The directors are seeking finance from a bank and have produced the following profit forecast, but the bank, before deciding, has asked for a cash budget for the period showing the maximum anticipated finance needed from month to month. The profit forecast for the next six months is:
100071 Jun Jul Aug Sep Oct Nov
Sales 180,000.0 220,000.0 240,000.0 262,000.0 262,000.0 260,000.0
Gross profit 45,000.0 55,000.0 60,000.0 65,500.0 65,500.0 65,000.0
Wages and salaries 20,000.0 18,000.0 24,000.0 27,000.0 32,000.0 24,000.0
Rent 1,670.0 1,670.0 1,660.0 1,670.0 1,670.0 1,660.0
Other expenses 8,000.0 10,000.0 12,000.0 12,000.0 10,000.0 15,000.0
Profit 15,330.0 25,330.0 22,340.0 24,830.0 21,830.0 24,340.0
Stock requirement at month end 90,000.0 80,000.0 120,000.0 100,000.0 112,000.0 170,000.0
Further information is given below:
1. At each month-end, one-eighth of a month’s wages and salaries, and a quarter of other expenses, would be outstanding.
2. Rent at the rate of $20,000 per annum is payable quarterly in arrears on 31 August, 30 November, etc.
3. Assume that one month’s credit will be taken on purchases as previously, and that accounts receivable will continue to take two months’ credit.
4. New fixed assets (additional) will be delivered in June and must be paid for on 31 August; cost $200,000.
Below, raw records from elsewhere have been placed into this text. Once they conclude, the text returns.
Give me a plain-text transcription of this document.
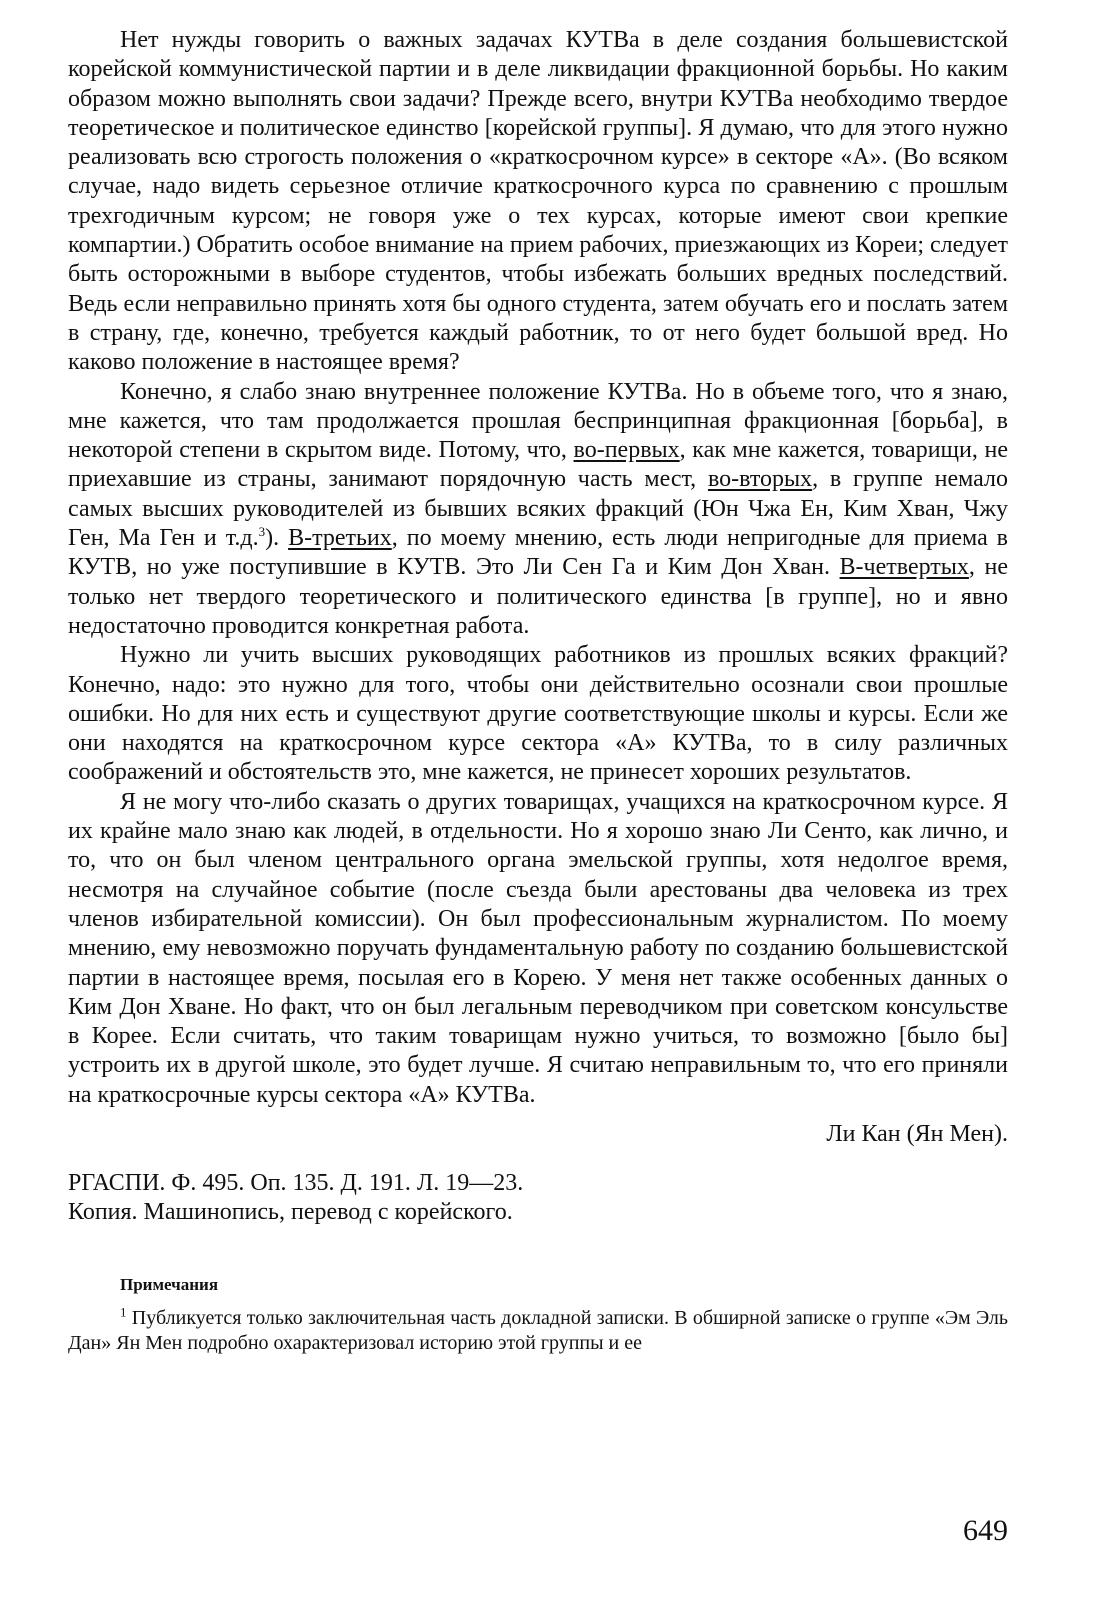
Нет нужды говорить о важных задачах КУТВа в деле создания большевистской корейской коммунистической партии и в деле ликвидации фракционной борьбы. Но каким образом можно выполнять свои задачи? Прежде всего, внутри КУТВа необходимо твердое теоретическое и политическое единство [корейской группы]. Я думаю, что для этого нужно реализовать всю строгость положения о «краткосрочном курсе» в секторе «А». (Во всяком случае, надо видеть серьезное отличие краткосрочного курса по сравнению с прошлым трехгодичным курсом; не говоря уже о тех курсах, которые имеют свои крепкие компартии.) Обратить особое внимание на прием рабочих, приезжающих из Кореи; следует быть осторожными в выборе студентов, чтобы избежать больших вредных последствий. Ведь если неправильно принять хотя бы одного студента, затем обучать его и послать затем в страну, где, конечно, требуется каждый работник, то от него будет большой вред. Но каково положение в настоящее время?

Конечно, я слабо знаю внутреннее положение КУТВа. Но в объеме того, что я знаю, мне кажется, что там продолжается прошлая беспринципная фракционная [борьба], в некоторой степени в скрытом виде. Потому, что, во-первых, как мне кажется, товарищи, не приехавшие из страны, занимают порядочную часть мест, во-вторых, в группе немало самых высших руководителей из бывших всяких фракций (Юн Чжа Ен, Ким Хван, Чжу Ген, Ма Ген и т.д.$^3$). В-третьих, по моему мнению, есть люди непригодные для приема в КУТВ, но уже поступившие в КУТВ. Это Ли Сен Га и Ким Дон Хван. В-четвертых, не только нет твердого теоретического и политического единства [в группе], но и явно недостаточно проводится конкретная работа.

Нужно ли учить высших руководящих работников из прошлых всяких фракций? Конечно, надо: это нужно для того, чтобы они действительно осознали свои прошлые ошибки. Но для них есть и существуют другие соответствующие школы и курсы. Если же они находятся на краткосрочном курсе сектора «А» КУТВа, то в силу различных соображений и обстоятельств это, мне кажется, не принесет хороших результатов.

Я не могу что-либо сказать о других товарищах, учащихся на краткосрочном курсе. Я их крайне мало знаю как людей, в отдельности. Но я хорошо знаю Ли Сенто, как лично, и то, что он был членом центрального органа эмельской группы, хотя недолгое время, несмотря на случайное событие (после съезда были арестованы два человека из трех членов избирательной комиссии). Он был профессиональным журналистом. По моему мнению, ему невозможно поручать фундаментальную работу по созданию большевистской партии в настоящее время, посылая его в Корею. У меня нет также особенных данных о Ким Дон Хване. Но факт, что он был легальным переводчиком при советском консульстве в Корее. Если считать, что таким товарищам нужно учиться, то возможно [было бы] устроить их в другой школе, это будет лучше. Я считаю неправильным то, что его приняли на краткосрочные курсы сектора «А» КУТВа.

Ли Кан (Ян Мен).

РГАСПИ. Ф. 495. Оп. 135. Д. 191. Л. 19—23.
Копия. Машинопись, перевод с корейского.
Примечания

$^1$ Публикуется только заключительная часть докладной записки. В обширной записке о группе «Эм Эль Дан» Ян Мен подробно охарактеризовал историю этой группы и ее

649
5. If the bank grants finance, it will continue an existing $50,000 overdraft facility, and give a five-year loan of a fixed amount as soon as necessary to maintain the overdraft within its limit for the whole period under review.
You are required to:
[a] prepare the cash budget for the period of June – November 2023. [15 marks]
[b] prepare a summary statement of financial position as at 30 November 2023. [5 marks]
[c] Calculate current ratios at the beginning and at the end of the period.
Discuss if the change in these ratios could affect the firm’s ability to obtain short-term loans from the bank. [5 marks]
Please note: The lecturer may have an interview with you to ascertain your knowledge.
Task 3 LO 4 25 Marks
Diogo Ltd makes a standard product, which is budgeted to sell at $17 a unit. It is made from a budgeted 0.5 kilograms of material, budgeted to cost $7 per kilogram, and worked on by an employee paid a budgeted $13 per hour, for a budgeted 15 minutes. Monthly fixed overheads are budgeted at $18,000. The output for March was budgeted at 5,100 units.
The actual results for March were as follows:
$
Sales revenue (5,380 units) 79,500
Materials (2,840 kilograms) (26,400)
Labour (1,300 hours) (20,700)
Fixed overheads (19,100)
Actual operating profit 13,300
No inventories existed at the start or end of March.
[i] Deduce the budgeted profit for March. [5 marks]
[ii] Reconcile it with the actual profit. [12 marks]
[iii] Analyse negative variances and explain an impact of your findings on Diogo’s decision making. [8 marks]
Please note: The lecturer may have an interview with you to ascertain your knowledge.